The Denver ProComp system has survived, despite its struggles, in part because many Denver teachers saw the school superintendent (now a U.S. Senator) as a good-faith CEO who would block abuses of a performance pay system. The union’s participation in designing ProComp gave them a comfort level in supporting it. And even that wasn’t quite enough. Why should teachers give this potent authority to, say, the Washington DC superintendent, who seems less trustworthy?
That being said, I don’t like seniority-based systems. They don’t serve customers well in any industry. It’s just more obvious in education, where the customers are right there in the same room with the workers. But you have to take one of two strategies: break the union and impose it by force (a bad idea in my opinion) or demonstrate good faith to the teachers you want to work with and develop a system they can trust.
TFT-
Why does this automatically equal union busting? Couldn’t a union negotiate minimum starting salaries, total compensation, health and pension benefits, non-insane due process provisions, and still be a union?

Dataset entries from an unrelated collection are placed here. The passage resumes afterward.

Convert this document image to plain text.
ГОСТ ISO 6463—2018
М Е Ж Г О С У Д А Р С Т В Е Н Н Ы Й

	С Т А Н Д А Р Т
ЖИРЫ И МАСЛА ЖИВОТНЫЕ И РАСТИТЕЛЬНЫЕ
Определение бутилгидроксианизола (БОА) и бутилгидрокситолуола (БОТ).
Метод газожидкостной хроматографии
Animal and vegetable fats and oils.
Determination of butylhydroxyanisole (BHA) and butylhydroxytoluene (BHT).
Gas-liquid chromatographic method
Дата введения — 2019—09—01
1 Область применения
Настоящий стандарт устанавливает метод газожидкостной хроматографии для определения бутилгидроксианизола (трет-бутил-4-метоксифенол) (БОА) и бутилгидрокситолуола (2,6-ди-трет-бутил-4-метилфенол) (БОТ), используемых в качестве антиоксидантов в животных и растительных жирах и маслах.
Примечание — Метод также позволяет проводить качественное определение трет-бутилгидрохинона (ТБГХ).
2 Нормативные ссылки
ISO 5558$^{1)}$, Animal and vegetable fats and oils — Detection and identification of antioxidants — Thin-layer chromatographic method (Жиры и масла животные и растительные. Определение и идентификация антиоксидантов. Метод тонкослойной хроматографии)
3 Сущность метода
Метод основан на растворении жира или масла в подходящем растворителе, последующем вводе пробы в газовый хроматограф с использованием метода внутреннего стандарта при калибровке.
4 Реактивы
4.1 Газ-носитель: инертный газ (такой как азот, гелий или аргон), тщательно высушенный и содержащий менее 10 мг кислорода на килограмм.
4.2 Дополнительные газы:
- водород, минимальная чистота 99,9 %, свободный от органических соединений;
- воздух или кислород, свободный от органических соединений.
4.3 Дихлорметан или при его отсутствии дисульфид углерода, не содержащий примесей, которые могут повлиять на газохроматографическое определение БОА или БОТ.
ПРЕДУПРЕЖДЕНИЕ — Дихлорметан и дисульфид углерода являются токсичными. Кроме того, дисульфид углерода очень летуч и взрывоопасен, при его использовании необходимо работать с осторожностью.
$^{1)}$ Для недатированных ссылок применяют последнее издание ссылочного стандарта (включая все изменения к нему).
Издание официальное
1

Of course, they’re both right. Merit pay is designed to encourage better performance and to retain high-achieving teachers — as well as to create a “fairer” pay system that rewards high-performance.
TFT’s comment is expressed in a defensive, circle-the-wagons way, but it gets at a real issue, which is the complex tension between meritocracy and seniority.
Of course subjective evaluation (along with data analysis) can lead to better salary and assignment decisions. But it can also be used to elevate cronies, punish reformers, and push out union activists – thereby destroying teachers’ ability to negotiate contracts and speak with a collective voice.
Decisionmaking based on seniority can damage the responsiveness of a large organization, e.g., a school system. But subjective evaluation can eliminate workers’ autonomy, e.g., bust their union. Obviously you don’t endorse this, and there are merit pay programs that seem to be threading the needle. But we have to recognize that the ideal system you describe has opponents with legitimate concerns that should be addressed.
I agree that we can’t attract good teachers with dismal conditions. But how does union busting fix dismal conditions? You seem to imply that one begets the other. I guess this is what happens when you try to make actual circumstances fit your faulty paradigm.